There weren't any instructions so I had to assume the Dish team are so confident with this issue they thought it was worthy of running the Cook the Books gauntlet. I mean, Dish contains about as many recipes as your average cookbook, so why not? It did also occur to me that maybe they were just trying to do something nice, but either way I'm going to turn it back on them and review Dish issue #65.

I had already tried the braised leg of Lamb with Capsicums from page 70 during a dinner my friend Emilie cooked. It was great – melt in the mouth and sweet from the capsicums. I was also eyeing up the Stromboli but Club Sandwich Project got in there before I could. I settled on the Pork and Oregano Meatballs with Molten Mozzarella, only later realising it was also the cover photo for the magazine. Clearly I have good taste.

I started by cutting the crusts off the bread and tearing it into small pieces, then I left it in a bowl with the milk to allow the bread to soak it all up. 

With the bread soaking I could collate the rest of the ingredients; ground pork, garlic, lemon zest, nutmeg, chilli flakes, basil, oregano, egg and salt. I couldn't find fresh oregano in the two or three shops I tried so I substituted it for dried, using the general rule of thumb; 1 tablespoon fresh = 1 teaspoon dried. While I'm at it, who has nutmeg seeds lying around to freshly grate? Granted, I didn't look far nor wide before giving up. As I couldn't find whole nutmeg seeds at my local supermarkets I used ground nutmeg instead, which I was sure would do a fine job.

I mixed all the ingredients together and started forming balls. The recipe made a fair few more meatballs than I could fit in one frying pan so I fried them in a couple of batches. They were quite delicate but I managed to fry them without any casualties (except one smaller ball that fell into my mouth) and transferred them to a baking dish.

I deglazed the pan with the passata and added to the garlic, sugar and cinnamon. I cooked the sauce for a couple of minutes before pouring it over the meatballs in the baking dish. I topped this with torn fresh mozzarella and baked it in the oven.

After baking I topped with grated parmesan and in lieu of the fresh oregano I added a couple of sprigs of marjoram because it looked nice.

And now for the million dollar question: how did they taste? They were delicious. The sauce was unctuous, rich and sweet but light and fragrant. The cinnamon worked well – I wasn't sure about it when I added it but I guess maybe it's a southern Italian thing where spices from North Africa are more common. The meatballs were surprisingly light and so tasty. Sweet and savoury. I can taste it now, days later, and I am salivating. Also the cheese. THE CHEESE. DEAR GOD, THE CHEESE...
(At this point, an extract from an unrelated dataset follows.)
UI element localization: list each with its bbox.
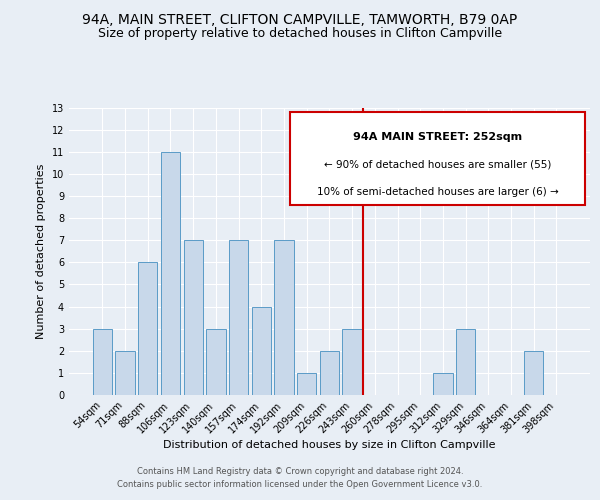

Sorry, I got carried away. The fresh mozzarella and the parmesan added a richness and creaminess. The most important thing is, I think I'll get to keep reviewing recipe books as I can honestly say the recipe was great. I will definitely be making these again, not something I can say for most of the recipes I review.

The Book Cooked
Level of expertise required: Maybe it's the wonderful simplicity of Italian food but I'd say the recipes are pretty easy to accomplish. You needn't worry about any two-day baking marathons, Dish understands you have a life too.
How many trips to the supermarket required? Hmm a couple. I managed to find fresh oregano a couple of days later, it had just been out of stock. I still haven't found whole nutmeg seeds, but maybe I need to try somewhere fancier than my local. 
How closely did dishes resemble those in the book? Dare I go for a 10/10? My meatballs looked perfect but so did the lamb leg my friend cooked. I think almost all the recipes in this issue should come out looking and tasting as intended.
Ease of reading: All the recipes seem very easy to follow, but don't forget the front of the magazine full of great features. I especially enjoyed the piece on Stefania Ugolini – sounds like I need to take some pasta-making lessons.
Pretty on the coffee table or designed to be battered through overuse? Magazines are usually destined for the coffee table but I hope your copies of Dish are dog-eared and food-stained because they're full of good recipes.

Online Editor's Note: As Dave guessed, I did send the magazine as a thank you and had no idea he'd review it. We're very glad he did though.